Key Highlights
- NFLX shares have surged 17% in the last month following its withdrawal from the Warner Bros. Discovery acquisition race
- Paramount Skydance secured the Warner deal, but its shares have declined 16% in the same timeframe due to leverage worries
- A $2.8 billion breakup fee will be paid to Netflix by Warner and Paramount
- Citi reinstated coverage with a Buy recommendation and $115 price objective, suggesting 25% potential gains
- Wall Street projects Netflix will produce $11.4 billion in free cash flow by 2026
Netflix made the strategic decision to step back from what could have been the streaming industry’s largest transaction — and investors are applauding the move.
Shares have jumped 17% in the last 30 days, significantly outperforming the broader equity market, which has declined 3.7% during the same timeframe. The S&P 500 has faced headwinds as market participants grow concerned that escalating tensions with Iran could drive inflation higher.
The streaming giant had positioned itself as a contender to purchase the majority of Warner Bros. Discovery in an $83 billion transaction involving both cash and equity. The acquisition package would have brought Warner’s production studios, HBO Max streaming platform, and the valuable DC Comics intellectual property under Netflix’s umbrella. Instead, Paramount Skydance emerged victorious in the competitive bidding process.
Paramount’s shares have tumbled 16% over the past 30 days as market observers express concern about the substantial debt burden the acquisition creates. The company plans to issue $41 billion in fresh equity and assume $54 billion in additional debt to finalize the Warner transaction. This comes on top of Paramount’s existing long-term debt exceeding $13 billion. On Thursday, the stock hit its lowest closing price since August 2009.
Meanwhile, Netflix emerges from the situation with its balance sheet intact and financial flexibility preserved.
$2.8 Billion Breakup Payment Headed to Netflix
According to the deal’s contractual provisions, Netflix will receive a $2.8 billion termination payment from both Warner and Paramount. This windfall arrives as the company already enjoys robust cash generation prospects.

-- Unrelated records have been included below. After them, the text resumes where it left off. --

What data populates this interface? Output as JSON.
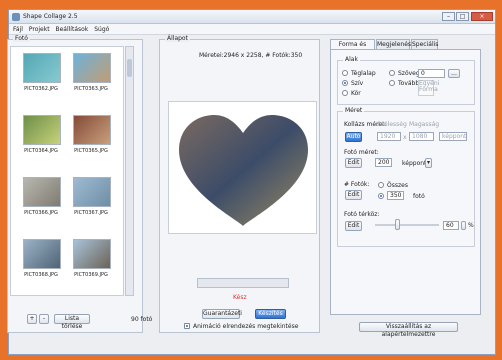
{
  "window": {
    "title": "Shape Collage 2.5"
  },
  "menu": [
    "Fájl",
    "Projekt",
    "Beállítások",
    "Súgó"
  ],
  "photo_panel": {
    "title": "Fotó",
    "thumbs": [
      {
        "label": "PICT0362.JPG"
      },
      {
        "label": "PICT0363.JPG"
      },
      {
        "label": "PICT0364.JPG"
      },
      {
        "label": "PICT0365.JPG"
      },
      {
        "label": "PICT0366.JPG"
      },
      {
        "label": "PICT0367.JPG"
      },
      {
        "label": "PICT0368.JPG"
      },
      {
        "label": "PICT0369.JPG"
      }
    ],
    "add_label": "+",
    "remove_label": "-",
    "clear_label": "Lista törlése",
    "count_label": "90 fotó"
  },
  "state_panel": {
    "title": "Állapot",
    "info": "Méretei:2946 x 2258, # Fotók:350",
    "status": "Kész",
    "save_label": "Guarantázeti",
    "create_label": "Készítés",
    "option_label": "Animáció elrendezés megtekintése"
  },
  "right_panel": {
    "tabs": [
      "Forma és Méret",
      "Megjelenés",
      "Speciális"
    ],
    "shape_group_title": "Alak",
    "shape_options": [
      {
        "label": "Téglalap"
      },
      {
        "label": "Szöveg"
      },
      {
        "label": "Szív"
      },
      {
        "label": "További"
      },
      {
        "label": "Kör"
      }
    ],
    "text_value": "0",
    "text_button": "...",
    "preview_text": "Egyéni Forma",
    "size_group_title": "Méret",
    "collage_size_label": "Kollázs méret:",
    "auto_button": "Auto",
    "width_label": "Szélesség",
    "width_value": "1920",
    "height_label": "Magasság",
    "height_value": "1080",
    "unit_value": "képpont",
    "photo_size_label": "Fotó méret:",
    "photo_size_button": "Edit",
    "photo_size_value": "200",
    "photo_size_unit": "képpont",
    "photo_count_label": "# Fotók:",
    "photo_count_button": "Edit",
    "all_label": "Összes",
    "count_value": "350",
    "count_unit": "fotó",
    "spacing_label": "Fotó térköz:",
    "spacing_button": "Edit",
    "spacing_value": "60",
    "spacing_unit": "%",
    "restore_defaults": "Visszaállítás az alapértelmezettre"
  }
}
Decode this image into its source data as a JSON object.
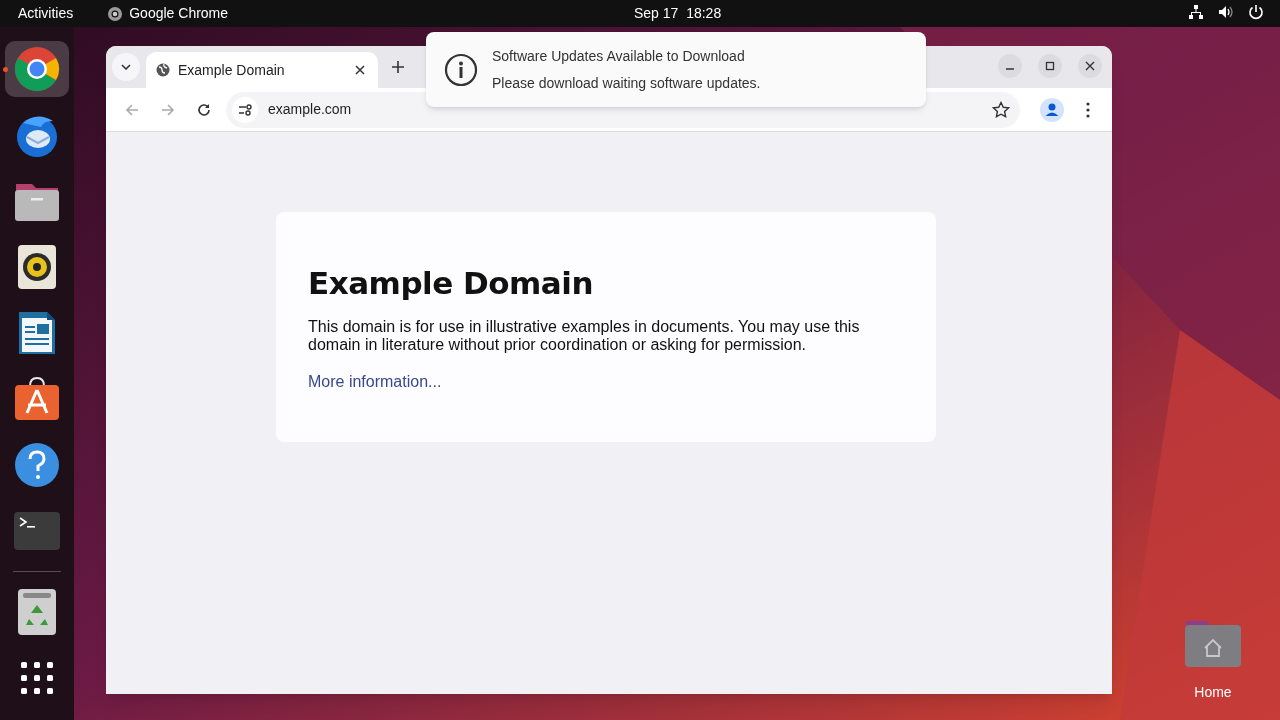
{
  "top_bar": {
    "activities": "Activities",
    "app_name": "Google Chrome",
    "clock": "Sep 17  18:28"
  },
  "dock": {
    "items": [
      {
        "kind": "chrome",
        "running": true
      },
      {
        "kind": "mail",
        "running": false
      },
      {
        "kind": "files",
        "running": false
      },
      {
        "kind": "music",
        "running": false
      },
      {
        "kind": "writer",
        "running": false
      },
      {
        "kind": "store",
        "running": false
      },
      {
        "kind": "help",
        "running": false
      },
      {
        "kind": "terminal",
        "running": false
      },
      {
        "kind": "trash",
        "running": false
      },
      {
        "kind": "apps",
        "running": false
      }
    ]
  },
  "browser": {
    "tab": {
      "title": "Example Domain"
    },
    "address": "example.com",
    "page": {
      "heading": "Example Domain",
      "body": "This domain is for use in illustrative examples in documents. You may use this domain in literature without prior coordination or asking for permission.",
      "link": "More information..."
    }
  },
  "notification": {
    "title": "Software Updates Available to Download",
    "body": "Please download waiting software updates."
  },
  "desktop_icons": [
    {
      "kind": "home-folder",
      "label": "Home"
    }
  ]
}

Wall Street analysts project Netflix will generate $11.4 billion in free cash flow during 2026.
This capital provides Netflix with multiple strategic options, including share repurchase programs, upward revisions to earnings projections, or capital allocation toward emerging business opportunities. Market speculation is building that the company will announce a stock buyback program.

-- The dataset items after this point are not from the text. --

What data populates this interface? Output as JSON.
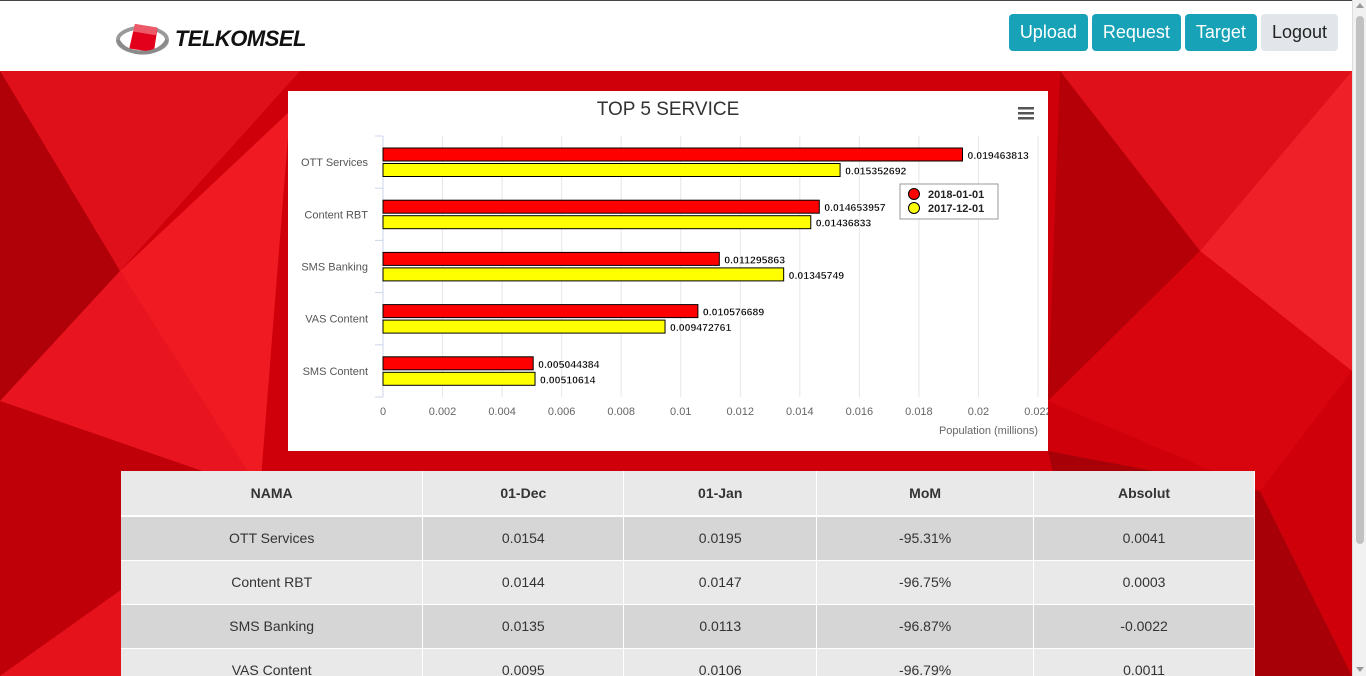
{
  "brand": {
    "name": "TELKOMSEL",
    "accent": "#e2001a"
  },
  "nav": {
    "upload": "Upload",
    "request": "Request",
    "target": "Target",
    "logout": "Logout"
  },
  "chart_menu_icon": "hamburger-menu-icon",
  "chart_data": {
    "type": "bar",
    "orientation": "horizontal",
    "title": "TOP 5 SERVICE",
    "xlabel": "Population (millions)",
    "ylabel": "",
    "categories": [
      "OTT Services",
      "Content RBT",
      "SMS Banking",
      "VAS Content",
      "SMS Content"
    ],
    "series": [
      {
        "name": "2018-01-01",
        "color": "#ff0000",
        "values": [
          0.019463813,
          0.014653957,
          0.011295863,
          0.010576689,
          0.005044384
        ],
        "labels": [
          "0.019463813",
          "0.014653957",
          "0.011295863",
          "0.010576689",
          "0.005044384"
        ]
      },
      {
        "name": "2017-12-01",
        "color": "#ffff00",
        "values": [
          0.015352692,
          0.01436833,
          0.01345749,
          0.009472761,
          0.00510614
        ],
        "labels": [
          "0.015352692",
          "0.01436833",
          "0.01345749",
          "0.009472761",
          "0.00510614"
        ]
      }
    ],
    "xlim": [
      0,
      0.022
    ],
    "xticks": [
      0,
      0.002,
      0.004,
      0.006,
      0.008,
      0.01,
      0.012,
      0.014,
      0.016,
      0.018,
      0.02,
      0.022
    ],
    "xtick_labels": [
      "0",
      "0.002",
      "0.004",
      "0.006",
      "0.008",
      "0.01",
      "0.012",
      "0.014",
      "0.016",
      "0.018",
      "0.02",
      "0.022"
    ],
    "grid": true,
    "legend": "top-right"
  },
  "table": {
    "headers": [
      "NAMA",
      "01-Dec",
      "01-Jan",
      "MoM",
      "Absolut"
    ],
    "rows": [
      [
        "OTT Services",
        "0.0154",
        "0.0195",
        "-95.31%",
        "0.0041"
      ],
      [
        "Content RBT",
        "0.0144",
        "0.0147",
        "-96.75%",
        "0.0003"
      ],
      [
        "SMS Banking",
        "0.0135",
        "0.0113",
        "-96.87%",
        "-0.0022"
      ],
      [
        "VAS Content",
        "0.0095",
        "0.0106",
        "-96.79%",
        "0.0011"
      ]
    ]
  }
}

This week, Citi reestablished research coverage on Netflix with a Buy rating. Analyst Jason Bazinet established a $115 price objective, representing 25% appreciation potential from Thursday’s closing price. His bullish thesis centers on potential subscription price increases, capital return programs, and opportunities to elevate full-year operating income guidance.
The analyst community maintains an optimistic outlook, with a consensus price target of $113.09 — approximately 20% above present trading levels. The overwhelming majority of equity analysts following the company maintain strong buy recommendations.
Return to Organic Growth Strategy
With the Warner transaction off the table, Netflix’s strategic roadmap has become more transparent. Management can now concentrate on expanding live sports programming, scaling its advertising-supported subscription tier, and developing content franchises that generate revenue beyond traditional streaming.
Analysts anticipate Netflix’s top-line revenue will expand by more than 13% in 2026 without the Warner assets, followed by approximately 12% growth in 2027. This trajectory continues the company’s established pattern of reliable revenue expansion.
The stock remains roughly 10% below its price when Netflix initially expressed interest in acquiring Warner, and approximately 30% under its mid-2025 all-time high. At Thursday’s market close, Netflix shares traded at $91.76, positioned within a 52-week trading range spanning $75.01 to $134.12.
Netflix commands a market capitalization of $387 billion. The company maintains a gross profit margin of 48.59%.